US President Barack Obama speaks during a cabinet meeting on January 14, 2014 in the Cabinet Room of the White House in Washington, DC. AFP PHOTO/Mandel NGAN MANDEL NGAN/AFP/Getty Images
“So Congress is going to be busy, and I’m looking forward to working with Democrats and Republicans, House members and Senate members, to try to continue to advance the economic recovery and to provide additional ladders of opportunity for everybody,” Obama said. “But one of the things that I’ll be emphasizing in this meeting is the fact that we are not just going to be waiting for legislation in order to make sure that we’re providing Americans the kind of help that they need. I’ve got a pen and I’ve got a phone.”
Republicans have criticized Obama for taking executive action in the past on matters such as the unpopular health law, gun control, immigration and carbon emission rules without authorization from Congress.
Before the cabinet meeting, Obama didn't seem likely to scale back in 2014, which he called a “year of action.”
“I can use that pen to sign executive orders and take executive actions and administrative actions that move the ball forward in helping to make sure our kids are getting the best education possible and making sure that our businesses are getting the kind of support and help they need to grow and advance to make sure that people are getting the skills that they need to get those jobs that our businesses are creating,” the president said.
“I’ve got a phone that allows me to convene Americans from every walk of life—nonprofits, businesses, the private sector, universities—to try to bring more and more Americans together around what I think is a unifying theme: making sure that this is a country where if you work hard, you can make it,” he continued.
Asked about the forthcoming executive actions, White House Press Secretary Jay Carney said the president will seize opportunities to work with Congress when possible.
"But he will not limit himself and certainly doesn't think the American people would want him to limit himself just to what he could do legislatively through Congress," Carney said during the press briefing Tuesday. "As president, there is a lot more he can do and he has demonstrated that throughout his term in office. He will continue to do that with renewed vigor this year because there is much to be done and there is great opportunity to get it done using every means available to him."
When talking to reporters before the cabinet meeting, the president did not talk about many specifics. He again called on Congress to extend jobless benefits. He also said he planned to meet with university presidents and business leaders.
“I’ll also be pulling together university presidents from all across the country to talk about how we can make college education more accessible to more young people around this country,” the president said.

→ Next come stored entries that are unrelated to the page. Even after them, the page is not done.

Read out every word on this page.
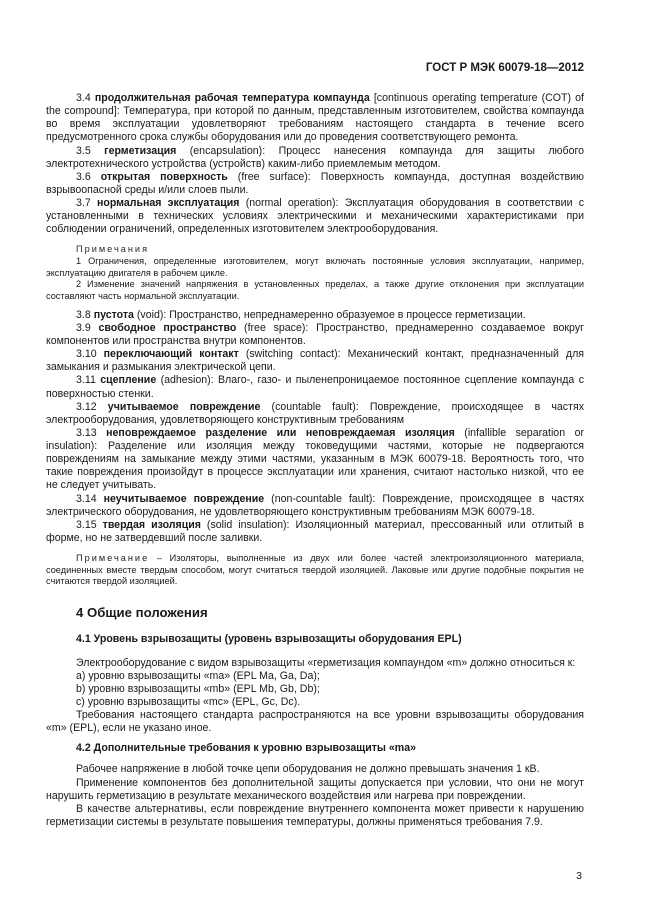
ГОСТ Р МЭК 60079-18—2012

3.4 продолжительная рабочая температура компаунда [continuous operating temperature (COT) of the compound]: Температура, при которой по данным, представленным изготовителем, свойства компаунда во время эксплуатации удовлетворяют требованиям настоящего стандарта в течение всего предусмотренного срока службы оборудования или до проведения соответствующего ремонта.

3.5 герметизация (encapsulation): Процесс нанесения компаунда для защиты любого электротехнического устройства (устройств) каким-либо приемлемым методом.

3.6 открытая поверхность (free surface): Поверхность компаунда, доступная воздействию взрывоопасной среды и/или слоев пыли.

3.7 нормальная эксплуатация (normal operation): Эксплуатация оборудования в соответствии с установленными в технических условиях электрическими и механическими характеристиками при соблюдении ограничений, определенных изготовителем электрооборудования.

Примечания

1 Ограничения, определенные изготовителем, могут включать постоянные условия эксплуатации, например, эксплуатацию двигателя в рабочем цикле.

2 Изменение значений напряжения в установленных пределах, а также другие отклонения при эксплуатации составляют часть нормальной эксплуатации.

3.8 пустота (void): Пространство, непреднамеренно образуемое в процессе герметизации.

3.9 свободное пространство (free space): Пространство, преднамеренно создаваемое вокруг компонентов или пространства внутри компонентов.

3.10 переключающий контакт (switching contact): Механический контакт, предназначенный для замыкания и размыкания электрической цепи.

3.11 сцепление (adhesion): Влаго-, газо- и пыленепроницаемое постоянное сцепление компаунда с поверхностью стенки.

3.12 учитываемое повреждение (countable fault): Повреждение, происходящее в частях электрооборудования, удовлетворяющего конструктивным требованиям

3.13 неповреждаемое разделение или неповреждаемая изоляция (infallible separation or insulation): Разделение или изоляция между токоведущими частями, которые не подвергаются повреждениям на замыкание между этими частями, указанным в МЭК 60079-18. Вероятность того, что такие повреждения произойдут в процессе эксплуатации или хранения, считают настолько низкой, что ее не следует учитывать.

3.14 неучитываемое повреждение (non-countable fault): Повреждение, происходящее в частях электрического оборудования, не удовлетворяющего конструктивным требованиям МЭК 60079-18.

3.15 твердая изоляция (solid insulation): Изоляционный материал, прессованный или отлитый в форме, но не затвердевший после заливки.

Примечание – Изоляторы, выполненные из двух или более частей электроизоляционного материала, соединенных вместе твердым способом, могут считаться твердой изоляцией. Лаковые или другие подобные покрытия не считаются твердой изоляцией.

4 Общие положения

4.1 Уровень взрывозащиты (уровень взрывозащиты оборудования EPL)

Электрооборудование с видом взрывозащиты «герметизация компаундом «m» должно относиться к:

a) уровню взрывозащиты «ma» (EPL Ma, Ga, Da);

b) уровню взрывозащиты «mb» (EPL Mb, Gb, Db);

c) уровню взрывозащиты «mc» (EPL, Gc, Dc).

Требования настоящего стандарта распространяются на все уровни взрывозащиты оборудования «m» (EPL), если не указано иное.

4.2 Дополнительные требования к уровню взрывозащиты «ma»

Рабочее напряжение в любой точке цепи оборудования не должно превышать значения 1 кВ.

Применение компонентов без дополнительной защиты допускается при условии, что они не могут нарушить герметизацию в результате механического воздействия или нагрева при повреждении.

В качестве альтернативы, если повреждение внутреннего компонента может привести к нарушению герметизации системы в результате повышения температуры, должны применяться требования 7.9.

3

“We’re going to be bringing CEOs from across the country to also have a conversation about commitments they can make to start hiring the long-term unemployed—people who oftentimes have terrific skills, have a great work ethic, have wonderful experience, but because of the misfortune of having been laid off or lost their jobs during the depths of an extremely severe recession, have been out of work long enough that now we’re finding it’s very hard for them to just get in the door and make their case to an employer; that there’s some screening that’s taking place for people who have been out of work for more than a month or two and it makes it harder for them to get the kind of shot that they need," the president continued.